Vendor-Generated STIGs Help DISA Accelerate New Technology Adoption
New technologies are introduced all the time, and every product vendor touts the advantages of its new products. But ensuring it’s safe to connect those new systems to secure military networks can be a dicey proposition.
That’s why the Defense Information Systems Agency issues STIGS – Security Technical Implementation Guides – for high-demand information technology products.
“A Security Technical Implementation Guide is a set of secure operationally configurable settings based on NIST 800-53 controls,” says Roger Greenwell, DISA’s director of Cybersecurity and its authorizing official for systems and applications used within the agency. “If a user has a STIG for a specific product, they have a guide to configure that product in a secure manner.”
STIGs do not represent DISA’s stamp of approval or official endorsement. Greenwell emphasizes it’s up to individual users to determine if the product has utility or value in a given application. Rather, they are instructions for safe use. A STIG guides installers and reviewers on the most secure implementation of a given product; so it might restrict certain services or capabilities, detail authentication requirements, or identify features that must be restricted only to administrators. Exactly what’s in the STIG depends on what the product itself actually does.
DISA issues only about 35-40 STIGs each year, far fewer than the number of products introduced to the market. But the agency no longer methodically develops every STIG itself. Instead, there are now three ways to develop a STIG – a major step to speeding up the process of getting approved guides for emerging technology products.

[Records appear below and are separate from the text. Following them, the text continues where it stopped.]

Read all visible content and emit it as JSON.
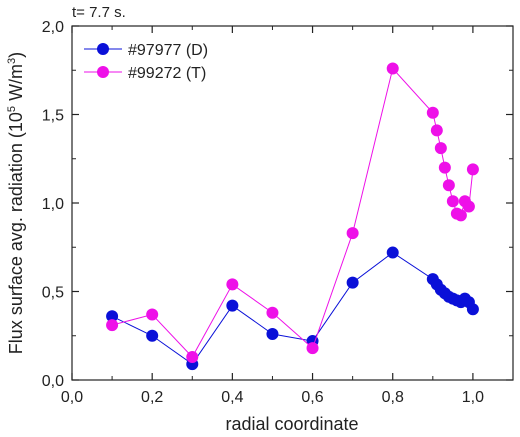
{
  "chart_data": {
    "type": "line",
    "annotation": "t= 7.7 s.",
    "xlabel": "radial coordinate",
    "ylabel_main": "Flux surface avg. radiation (10",
    "ylabel_sup1": "5",
    "ylabel_mid": " W/m",
    "ylabel_sup2": "3",
    "ylabel_end": ")",
    "xlim": [
      0.0,
      1.1
    ],
    "ylim": [
      0.0,
      2.0
    ],
    "xticks": [
      "0,0",
      "0,2",
      "0,4",
      "0,6",
      "0,8",
      "1,0"
    ],
    "xtick_values": [
      0.0,
      0.2,
      0.4,
      0.6,
      0.8,
      1.0
    ],
    "yticks": [
      "0,0",
      "0,5",
      "1,0",
      "1,5",
      "2,0"
    ],
    "ytick_values": [
      0.0,
      0.5,
      1.0,
      1.5,
      2.0
    ],
    "legend_position": "top-left",
    "series": [
      {
        "name": "#97977 (D)",
        "color": "#0a10d8",
        "x": [
          0.1,
          0.2,
          0.3,
          0.4,
          0.5,
          0.6,
          0.7,
          0.8,
          0.9,
          0.91,
          0.92,
          0.93,
          0.94,
          0.95,
          0.96,
          0.97,
          0.98,
          0.99,
          1.0
        ],
        "y": [
          0.36,
          0.25,
          0.09,
          0.42,
          0.26,
          0.22,
          0.55,
          0.72,
          0.57,
          0.54,
          0.51,
          0.49,
          0.47,
          0.46,
          0.45,
          0.44,
          0.46,
          0.44,
          0.4
        ]
      },
      {
        "name": "#99272 (T)",
        "color": "#ee10e8",
        "x": [
          0.1,
          0.2,
          0.3,
          0.4,
          0.5,
          0.6,
          0.7,
          0.8,
          0.9,
          0.91,
          0.92,
          0.93,
          0.94,
          0.95,
          0.96,
          0.97,
          0.98,
          0.99,
          1.0
        ],
        "y": [
          0.31,
          0.37,
          0.13,
          0.54,
          0.38,
          0.18,
          0.83,
          1.76,
          1.51,
          1.41,
          1.31,
          1.2,
          1.1,
          1.01,
          0.94,
          0.93,
          1.01,
          0.98,
          1.19
        ]
      }
    ]
  }
}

“We use three different methods now,” Greenwell said. “We can internally develop the STIG, do the research ourselves and write the STIG – how we started many years ago. We have a consensus effort [where] DISA partners with other entities, to include the vendor, in terms of working through what those requirements should be. Or we have Vendor-developed STIGs.”
Windows 10 is an example of a consensus effort, where DISA partnered with the Air Force and National Security Agency to develop an optimum safe configuration of the new operating system.
“The big thing we gain there,” Greenwell said, is “we get a product [into use] much faster, ultimately at lower cost to the tax payer.” Vendors can often work their STIGs in parallel with product development, so a STIG can be ready almost as soon as a new product is available. By contrast, a DISA-generated STIG can follow a product introduction by months or even longer.
VMware recently received a STIG for its NSX software-defined networking (SDN) solution – the first SDN solution to receive a STIG, DISA officials confirmed. Approved in July, the STIG establishes guidelines for implementing SDN on defense networks, a major development for an emerging technology.
NSX enables system managers to set up and tear down networks on the fly, enabling rapidly reconfigurable connections that can increase network security by reducing potential attack vectors. Take a mission planning environment that’s shared by a dozen or more coalition partners for an exercise or true operation.
Setting up multiple networks to support various levels of sharing across the group could take days or weeks and generate significant costs, only to be torn down weeks later when the event is over. But with SDN, the customer gets the same “communications path and tools they’re already familiar with from a compute standpoint,” VMware’s Federal VP Bill Rowan says, and a network that exists only in software. System managers, he explains, can “build and tear down on the fly, establishing different security parameters, as you need, for different partners.”
The result is increased security and a smaller attack surface.
“Software defined networking provides government users with new agility” said Scott Whitman, a Sr. Principal Analyst, Information Security, at General Dynamics IT. “Existing technology enables creating mission specific virtual communities but they still depend on integration with networks that are complex and often inflexible. With SDN technology, communities of interest can be set up based on mission needs and fully resourced with network connectivity, and then completely removed once that mission is complete. Security is paramount and SDN unites automation, networking and security into a tighter footprint enabling robust data governance which is at the heart of security in cloud based technology services.”
VMware made the investment to encourage adoption now, rather than waiting for the traditional STIG process to unfold by itself. “Most information assurance professionals in agencies and commands, they like the comfort of knowing a product has a STIG,” Rowan says. “It makes them feel that at least someone else has evaluated a product.”
With so many products hitting the market each year, DISA can’t possibly keep up. “Ideally, we would have a STIG for every product,” Greenwell says. Vendor-generated STIGs opens the door to more published solutions by shifting the workload from DISA’s limited personnel to vendors who are motivated to use the STIG to help generate sales.
“Vendors are given a framework and can develop the STIG themselves, with guidance as needed from DISA,” Greenwell says. “This enables us to ensure consistency in aligning to our configuration requirements while leveraging the vendor’s expertise with the product.”
Vendors are also better situated in most cases to do the necessary documentation and decision making quickly. Greenwell acknowledges they know their products best and are happy to work with DISA to provide the necessary documentation. Indeed, VMware is already looking ahead to future versions of NSX. “We’ve already started the next iteration of the STIG – as the product evolves, the STIG has to evolve with it.”